You are on page 1of 12

TEDx Mumbai

Making sense of the voices on twitter

By Elroy Serrao

Photograph: Day one hundred and twelve by Dustim Diaz (http://www.flickr.com/photos/polvero/3466964233/)


CONTENTS
Introduction ........................................................................................................................................................................ 3
Methodology ....................................................................................................................................................................... 4
The Official Twitter Account ........................................................................................................................................ 5
The Tweets .......................................................................................................................................................................... 6
An quick overview ....................................................................................................................................................... 6
Who Tweeted? - The people behind the tweets ............................................................................................. 6
When did they Tweet? - The Tweet Timeline .................................................................................................. 7
What did they Tweet about? – The Content ..................................................................................................... 8
Where did they Tweet From? – The Source................................................................................................... 10
Conclusion ........................................................................................................................................................................ 12

2
INTRODUCTION
Tedx Mumbai was an independently organized TED event that was held in at BlueFrog, Mumbai
on 3rd April 2010. Unfortunately for me, the event was held on the day before Easter, and so
even applying to attend was out. Around the same time I was dabbling with a Ruby Script to
automatically collate tweets matching a few keywords and tags. So I thought, let’s collate all the
tweets from the event and then see the event from the eyes of twitter.

Some frantic coding later, my script was live on my server and I was set. Or so I thought.

The very next day, halfway on the way to work I realized that I had forgotten to setup a script to
monitor the hashtag for the event. Out came my new Android phone to the rescue!! I managed to
access my server, through Net2FTP and then copied the existing script and modified it using a
web based editor and set up the script using my control panel, all from the phone. Whew!!
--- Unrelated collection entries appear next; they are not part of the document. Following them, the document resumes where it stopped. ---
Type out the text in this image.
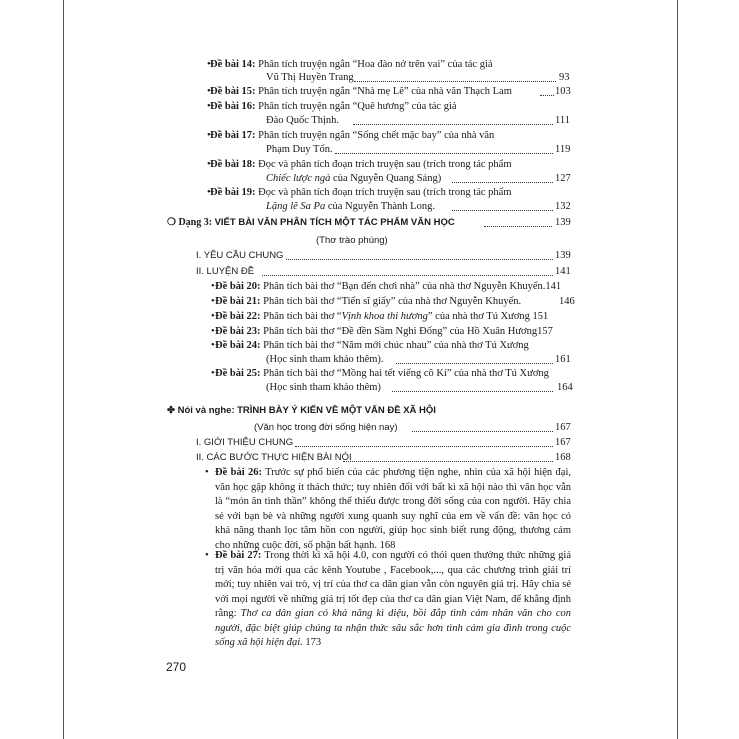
• Đề bài 14: Phân tích truyện ngắn “Hoa đào nở trên vai” của tác giả
Vũ Thị Huyền Trang	93
• Đề bài 15: Phân tích truyện ngắn “Nhà mẹ Lê” của nhà văn Thạch Lam	103
• Đề bài 16: Phân tích truyện ngắn “Quê hương” của tác giả
Đào Quốc Thịnh.	111
• Đề bài 17: Phân tích truyện ngắn “Sống chết mặc bay” của nhà văn
Phạm Duy Tốn.	119
• Đề bài 18: Đọc và phân tích đoạn trích truyện sau (trích trong tác phẩm
Chiếc lược ngà của Nguyễn Quang Sáng)	127
• Đề bài 19: Đọc và phân tích đoạn trích truyện sau (trích trong tác phẩm
Lặng lẽ Sa Pa của Nguyễn Thành Long.	132
❍ Dạng 3: VIẾT BÀI VĂN PHÂN TÍCH MỘT TÁC PHẨM VĂN HỌC	139
(Thơ trào phúng)
I. YÊU CẦU CHUNG	139
II. LUYỆN ĐỀ	141
• Đề bài 20: Phân tích bài thơ “Bạn đến chơi nhà” của nhà thơ Nguyễn Khuyến.141
• Đề bài 21: Phân tích bài thơ “Tiến sĩ giấy” của nhà thơ Nguyễn Khuyến.	146
• Đề bài 22: Phân tích bài thơ “Vịnh khoa thi hương” của nhà thơ Tú Xương 151
• Đề bài 23: Phân tích bài thơ “Đề đền Sầm Nghi Đống” của Hồ Xuân Hương157
• Đề bài 24: Phân tích bài thơ “Năm mới chúc nhau” của nhà thơ Tú Xương
(Học sinh tham khảo thêm).	161
• Đề bài 25: Phân tích bài thơ “Mồng hai tết viếng cô Kí” của nhà thơ Tú Xương
(Học sinh tham khảo thêm)	164
✤ Nói và nghe: TRÌNH BÀY Ý KIẾN VỀ MỘT VẤN ĐỀ XÃ HỘI
(Văn học trong đời sống hiện nay)	167
I. GIỚI THIỆU CHUNG	167
II. CÁC BƯỚC THỰC HIỆN BÀI NÓI	168
• Đề bài 26: Trước sự phổ biến của các phương tiện nghe, nhìn của xã hội hiện đại, văn học gặp không ít thách thức; tuy nhiên đối với bất kì xã hội nào thì văn học vẫn là “món ăn tinh thần” không thể thiếu được trong đời sống của con người. Hãy chia sẻ với bạn bè và những người xung quanh suy nghĩ của em về vấn đề: văn học có khả năng thanh lọc tâm hồn con người, giúp học sinh biết rung động, thương cảm cho những cuộc đời, số phận bất hạnh. 168
• Đề bài 27: Trong thời kì xã hội 4.0, con người có thói quen thưởng thức những giá trị văn hóa mới qua các kênh Youtube , Facebook,..., qua các chương trình giải trí mới; tuy nhiên vai trò, vị trí của thơ ca dân gian vẫn còn nguyên giá trị. Hãy chia sẻ với mọi người về những giá trị tốt đẹp của thơ ca dân gian Việt Nam, để khẳng định rằng: Thơ ca dân gian có khả năng kì diệu, bồi đắp tình cảm nhân văn cho con người, đặc biệt giúp chúng ta nhận thức sâu sắc hơn tình cảm gia đình trong cuộc sống xã hội hiện đại. 173
270
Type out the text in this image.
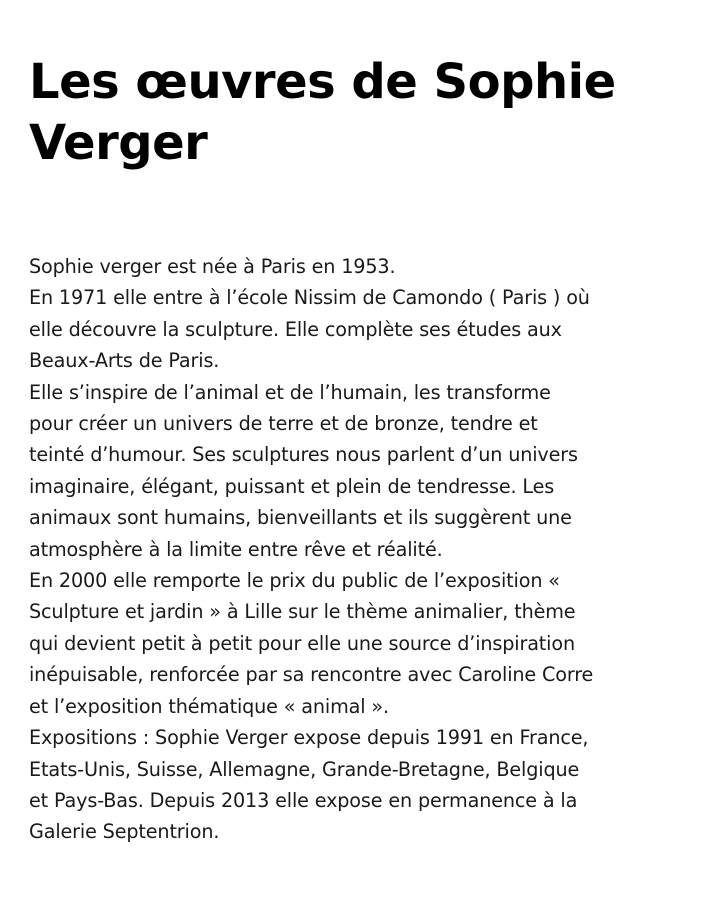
Les œuvres de Sophie
Verger
Sophie verger est née à Paris en 1953.
En 1971 elle entre à l’école Nissim de Camondo ( Paris ) où
elle découvre la sculpture. Elle complète ses études aux
Beaux-Arts de Paris.
Elle s’inspire de l’animal et de l’humain, les transforme
pour créer un univers de terre et de bronze, tendre et
teinté d’humour. Ses sculptures nous parlent d’un univers
imaginaire, élégant, puissant et plein de tendresse. Les
animaux sont humains, bienveillants et ils suggèrent une
atmosphère à la limite entre rêve et réalité.
En 2000 elle remporte le prix du public de l’exposition «
Sculpture et jardin » à Lille sur le thème animalier, thème
qui devient petit à petit pour elle une source d’inspiration
inépuisable, renforcée par sa rencontre avec Caroline Corre
et l’exposition thématique « animal ».
Expositions : Sophie Verger expose depuis 1991 en France,
Etats-Unis, Suisse, Allemagne, Grande-Bretagne, Belgique
et Pays-Bas. Depuis 2013 elle expose en permanence à la
Galerie Septentrion.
Net result was that I was setup, but about an hour late, so I missed out on a few tweets. I let my
scripts run for the entire day as well as the next. What follows is an attempt to make some sense
of the many voices out there. I do hope this bit of random craziness, gives you something
interesting to read.

3
METHODOLOGY
To collate tweets, I set up two scripts. One script searched the twitter timeline for the words
“Tedx Mumbai”, while the other searched the timeline for the hashtag #tedxmumbai. The first
script logged the first 25 search results, while the second logged the first 30 search results. Both
scripts ran every 5 minutes, logging the search results to a text file. The text files were created
on the basis of the date i.e. one per day, with the day being determined by the system clock on
the server.

Each script logged date, day, time, tweet contents, user, tags, application from which the tweet
originated, type of the Tweet and whether it was a retweet. If the tweet contained the word “RT”
then it was tagged as a retweet. The scripts automatically tagged the tweet as belonging to a
particular type. Tweets containing the “@” character were considered to be conversations, those
with links were classified as links and everything else was classified as general.

Finally the data was scrubbed of all duplicates before any analysis was attempted.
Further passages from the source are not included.